Monday, March 6, 2017

Weed (1972)



          Pot was such an integral part of late-’60s/early-’70s youth culture that the prospect of a vintage documentary on the subject is tantalizing. The good news is that Weed comprises thorough reportage, with interviews and vignettes collected from various different countries, thereby illuminating global attitudes toward ganja. The bad news is that Weed seems like the product of blissed-out true believers who, one presumes, spent as much time rolling joints as they did rolling camera. Casual, flat, and meandering, Weed covers a number of topics and gives marijuana critics opportunities to speak, but in the end, the picture comes across as either a PSA for the benefits of smoking dope or a how-to manual for smuggling grass across international borders. Rather than reaching for a broader audience by engaging the subject with an open mind, director Alex de Renzy approaches the movie like he’s writing some groovy feature article for High Times. De Renzy, who made his living before and after this project as a hardcore pornographer, appears on camera throughout the film, his long blonde hair tied in a ponytail, so he looks a bit like a counterculture analogue to a 60 Minutes correspondent. The director brackets his movie with footage of hearings overseen by a national commission on marijuana use, essentially contextualizing the whole picture as a response to governmental warnings against grass.

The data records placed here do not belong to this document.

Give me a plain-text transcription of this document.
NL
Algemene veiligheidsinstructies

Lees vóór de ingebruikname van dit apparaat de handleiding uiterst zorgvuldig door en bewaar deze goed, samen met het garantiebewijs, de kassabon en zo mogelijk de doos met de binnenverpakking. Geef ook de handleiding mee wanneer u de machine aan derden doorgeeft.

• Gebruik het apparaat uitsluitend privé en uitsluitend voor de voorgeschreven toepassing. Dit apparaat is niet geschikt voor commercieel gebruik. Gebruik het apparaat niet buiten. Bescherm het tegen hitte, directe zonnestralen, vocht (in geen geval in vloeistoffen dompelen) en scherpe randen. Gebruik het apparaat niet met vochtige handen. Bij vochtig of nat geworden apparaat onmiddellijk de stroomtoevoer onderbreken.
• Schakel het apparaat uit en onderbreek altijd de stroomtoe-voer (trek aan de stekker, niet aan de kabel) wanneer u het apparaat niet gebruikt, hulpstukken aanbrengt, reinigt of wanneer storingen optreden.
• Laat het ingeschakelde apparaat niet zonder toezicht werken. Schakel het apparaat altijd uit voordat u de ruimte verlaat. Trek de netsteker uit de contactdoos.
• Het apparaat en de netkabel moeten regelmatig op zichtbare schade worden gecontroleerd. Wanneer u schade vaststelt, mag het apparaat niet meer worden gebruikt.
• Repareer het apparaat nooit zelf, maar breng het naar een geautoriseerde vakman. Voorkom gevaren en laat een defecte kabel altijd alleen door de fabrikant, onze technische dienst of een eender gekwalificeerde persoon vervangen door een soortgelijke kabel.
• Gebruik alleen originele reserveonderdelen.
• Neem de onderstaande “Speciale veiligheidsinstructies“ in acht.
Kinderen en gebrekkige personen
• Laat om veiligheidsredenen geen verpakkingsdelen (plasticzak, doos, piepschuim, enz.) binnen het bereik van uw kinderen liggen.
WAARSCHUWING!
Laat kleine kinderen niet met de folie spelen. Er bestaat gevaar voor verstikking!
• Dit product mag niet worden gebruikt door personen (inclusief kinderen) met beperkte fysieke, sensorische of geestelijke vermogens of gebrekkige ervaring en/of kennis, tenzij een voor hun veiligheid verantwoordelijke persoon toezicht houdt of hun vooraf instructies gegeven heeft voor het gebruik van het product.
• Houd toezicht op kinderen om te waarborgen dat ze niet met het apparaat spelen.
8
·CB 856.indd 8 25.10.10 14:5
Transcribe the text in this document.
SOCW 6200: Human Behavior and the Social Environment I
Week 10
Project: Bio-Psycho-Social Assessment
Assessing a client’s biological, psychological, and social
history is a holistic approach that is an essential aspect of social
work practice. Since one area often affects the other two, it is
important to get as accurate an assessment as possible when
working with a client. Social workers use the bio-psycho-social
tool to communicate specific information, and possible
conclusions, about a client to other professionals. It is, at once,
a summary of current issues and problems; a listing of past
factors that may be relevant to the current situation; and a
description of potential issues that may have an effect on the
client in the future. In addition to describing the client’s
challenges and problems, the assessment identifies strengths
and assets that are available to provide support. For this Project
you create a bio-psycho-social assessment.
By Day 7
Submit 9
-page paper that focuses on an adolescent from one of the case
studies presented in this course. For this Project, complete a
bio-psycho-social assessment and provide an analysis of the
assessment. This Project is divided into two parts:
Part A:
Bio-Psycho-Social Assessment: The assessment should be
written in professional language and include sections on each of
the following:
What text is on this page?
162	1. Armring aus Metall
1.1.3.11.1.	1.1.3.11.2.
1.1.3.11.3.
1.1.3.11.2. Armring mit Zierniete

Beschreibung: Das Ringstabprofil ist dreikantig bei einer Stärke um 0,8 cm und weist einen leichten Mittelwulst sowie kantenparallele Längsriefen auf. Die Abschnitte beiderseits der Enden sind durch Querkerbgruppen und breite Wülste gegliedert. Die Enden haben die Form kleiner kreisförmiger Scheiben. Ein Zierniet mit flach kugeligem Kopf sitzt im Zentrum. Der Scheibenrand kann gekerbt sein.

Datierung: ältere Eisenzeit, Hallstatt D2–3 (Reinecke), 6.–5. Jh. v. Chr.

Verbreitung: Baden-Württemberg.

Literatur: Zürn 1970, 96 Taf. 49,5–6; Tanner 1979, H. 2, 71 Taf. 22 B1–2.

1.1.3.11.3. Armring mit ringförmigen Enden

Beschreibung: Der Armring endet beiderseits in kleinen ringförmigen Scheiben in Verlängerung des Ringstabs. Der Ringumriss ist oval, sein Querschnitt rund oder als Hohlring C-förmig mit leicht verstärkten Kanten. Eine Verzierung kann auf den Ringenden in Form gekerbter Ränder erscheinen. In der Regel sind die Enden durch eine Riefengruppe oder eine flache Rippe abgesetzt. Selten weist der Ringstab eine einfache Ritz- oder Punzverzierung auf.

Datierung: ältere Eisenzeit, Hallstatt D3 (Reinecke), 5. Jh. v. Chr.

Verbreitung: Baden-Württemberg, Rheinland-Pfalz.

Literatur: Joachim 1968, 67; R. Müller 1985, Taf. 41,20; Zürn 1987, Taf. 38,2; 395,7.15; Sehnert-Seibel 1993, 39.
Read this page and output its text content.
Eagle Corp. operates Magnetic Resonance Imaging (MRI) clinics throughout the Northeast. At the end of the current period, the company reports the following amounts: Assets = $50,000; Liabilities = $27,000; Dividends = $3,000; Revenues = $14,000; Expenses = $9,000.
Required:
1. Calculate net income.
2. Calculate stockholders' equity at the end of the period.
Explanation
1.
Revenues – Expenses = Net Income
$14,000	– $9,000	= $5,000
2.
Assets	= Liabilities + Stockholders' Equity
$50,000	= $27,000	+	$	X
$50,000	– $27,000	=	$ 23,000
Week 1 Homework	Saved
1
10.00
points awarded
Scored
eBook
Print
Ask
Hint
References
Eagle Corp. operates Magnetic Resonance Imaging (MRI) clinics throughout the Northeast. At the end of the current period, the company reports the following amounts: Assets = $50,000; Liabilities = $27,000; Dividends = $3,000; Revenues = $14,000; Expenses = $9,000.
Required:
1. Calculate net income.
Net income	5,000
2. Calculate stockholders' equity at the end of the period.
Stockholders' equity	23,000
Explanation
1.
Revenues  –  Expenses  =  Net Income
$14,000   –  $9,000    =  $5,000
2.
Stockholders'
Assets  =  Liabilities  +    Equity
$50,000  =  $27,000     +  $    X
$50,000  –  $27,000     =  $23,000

          In some scenes, de Renzy speaks with police officers and scientists about the effects of weed and related lawlessness, though most of these interviews are skewed toward remarks that downplay the dangers of pot. In other scenes, de Renzy travels to Canada, Mexico, and Southeast Asia to investigate other countries’ perspectives on pot as compared to America’s. The Canada scene is particularly galling, because it tracks kids as they ferry dope across the border, then enjoy a celebratory toke. The Mexico sequences make the questionable argument that America should lighten up because pot is so important to the Mexican economy. Things get even loopier in Vietnam and Cambodia. De Renzy speaks with soldiers who describe easily accessible weed as a virtual staple of their existence in Vietnam, and then Weed becomes a sort of fetish film once De Renzy’s camera discovers Cambodian marketplaces where huge quantities of pot and hash are openly displayed for sale. What’s missing from Weed are interviews with pot users about how the drug figures into their lifestyles, as well as voices from the political sphere about reasons for legislation. One assumes that de Renzy wanted viewers to walk away from Weed feeling as cool about cannabis as he does, but it’s unlikely this movie has ever changed anyone’s mind.